History
Diversification (1960 – 1986)
From 1960 Imperial developed a strategy aimed towards diversification and away from its focus on tobacco.
This saw a move towards the food, drink and leisure industries and began in earnest with the acquisition of Golden Wonder, a fairly small business making potato crisps in Edinburgh.
With Imperial’s financial backing, by the end of the 1960s Golden Wonder had become a leading company in a multi-million pound market.
Two years later Mardon Packaging International was formed, a joint venture between Imperial and British American Tobacco, producing a wide variety of commodities ranging from cigarette packaging to general printing, plastic bottles and paper cups.
Imperial moved into industrial and domestic plastics, teaching machines and electronics with the acquisition of the Creators Group in 1964 and the formation of Education and Scientific Development as part of ESL (Bristol).
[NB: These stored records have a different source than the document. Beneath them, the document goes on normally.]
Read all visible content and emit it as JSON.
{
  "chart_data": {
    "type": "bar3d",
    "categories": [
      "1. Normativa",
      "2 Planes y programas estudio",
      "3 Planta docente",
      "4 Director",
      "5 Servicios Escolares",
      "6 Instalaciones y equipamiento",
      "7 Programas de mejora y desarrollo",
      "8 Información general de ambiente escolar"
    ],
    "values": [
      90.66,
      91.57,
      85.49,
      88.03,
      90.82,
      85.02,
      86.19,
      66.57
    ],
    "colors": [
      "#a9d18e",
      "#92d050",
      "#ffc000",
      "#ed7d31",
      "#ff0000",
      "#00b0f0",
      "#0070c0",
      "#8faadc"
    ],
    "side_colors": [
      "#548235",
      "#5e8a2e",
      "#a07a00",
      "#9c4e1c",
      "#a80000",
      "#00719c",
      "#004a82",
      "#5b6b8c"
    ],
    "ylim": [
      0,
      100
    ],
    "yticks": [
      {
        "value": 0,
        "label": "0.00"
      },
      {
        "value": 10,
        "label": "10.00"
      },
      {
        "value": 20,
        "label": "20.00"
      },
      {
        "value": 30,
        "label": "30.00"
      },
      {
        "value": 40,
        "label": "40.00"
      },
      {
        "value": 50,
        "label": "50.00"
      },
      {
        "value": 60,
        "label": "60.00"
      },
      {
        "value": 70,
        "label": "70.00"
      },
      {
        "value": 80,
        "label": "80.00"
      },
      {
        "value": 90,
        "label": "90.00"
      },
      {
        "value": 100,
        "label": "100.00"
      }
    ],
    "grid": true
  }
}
In 1967 the company made its biggest acquisition to date - the HP Sauce Group with its many subsidiaries including Lea & Perrins.
This was followed by the National Canning Company (Smedley’s), taking Imperial into frozen foods and further into tinned foods.
A huge addition came in 1969 with the Ross Group, another frozen foods company, and Imperial changed its name to Imperial Tobacco Group Limited.
By 1971 it had acquired Plastic Coatings and its subsidiary, United Moulders.
In 1972 Courage, with all its subsidiaries, joined the group, bringing with it 8 breweries, 6 bottling stores, 6,000 pubs, nearly 700 off-licences and 38 hotels.
The following year the company’s name became Imperial Group Limited (later PLC) and Imperial Tobacco Limited was formed to manage its tobacco interests.
By 1979 the group employed around 100,000 people and its structure was revised into five divisions: Tobacco; Paper and Board; Food; Distributive Trade and General Trade.
Its international character increased, particularly with the purchase of Pillsbury Farms in the United States in 1974. Six years later Imperial bought the Howard Johnson hotel and restaurant chain in the US in a move to lessen the company's dependence on UK earnings, but sold it again in 1985.
A major reorganisation of Imperial Tobacco began in 1981 as a result of the decline in the market for tobacco goods and the need for greater cost effectiveness.
Administration was centralised and four factories were closed – Wills’ cigar factory in Bristol, Wills’ cigarette factories in Glasgow and Newcastle and Player’s cigarette factory in Stirling.
A £35 million new technology programme was planned to re-equip the remaining factories with faster, less labour-intensive machinery.
By 1986, three new regional distribution centres had come into operation – in Bristol, Nottingham and Glasgow – and a major change in the company’s management structure was announced.
It was recognised that only an efficiently structured company could hope to lead the British tobacco industry into the future, as Imperial had done over the previous 85 years.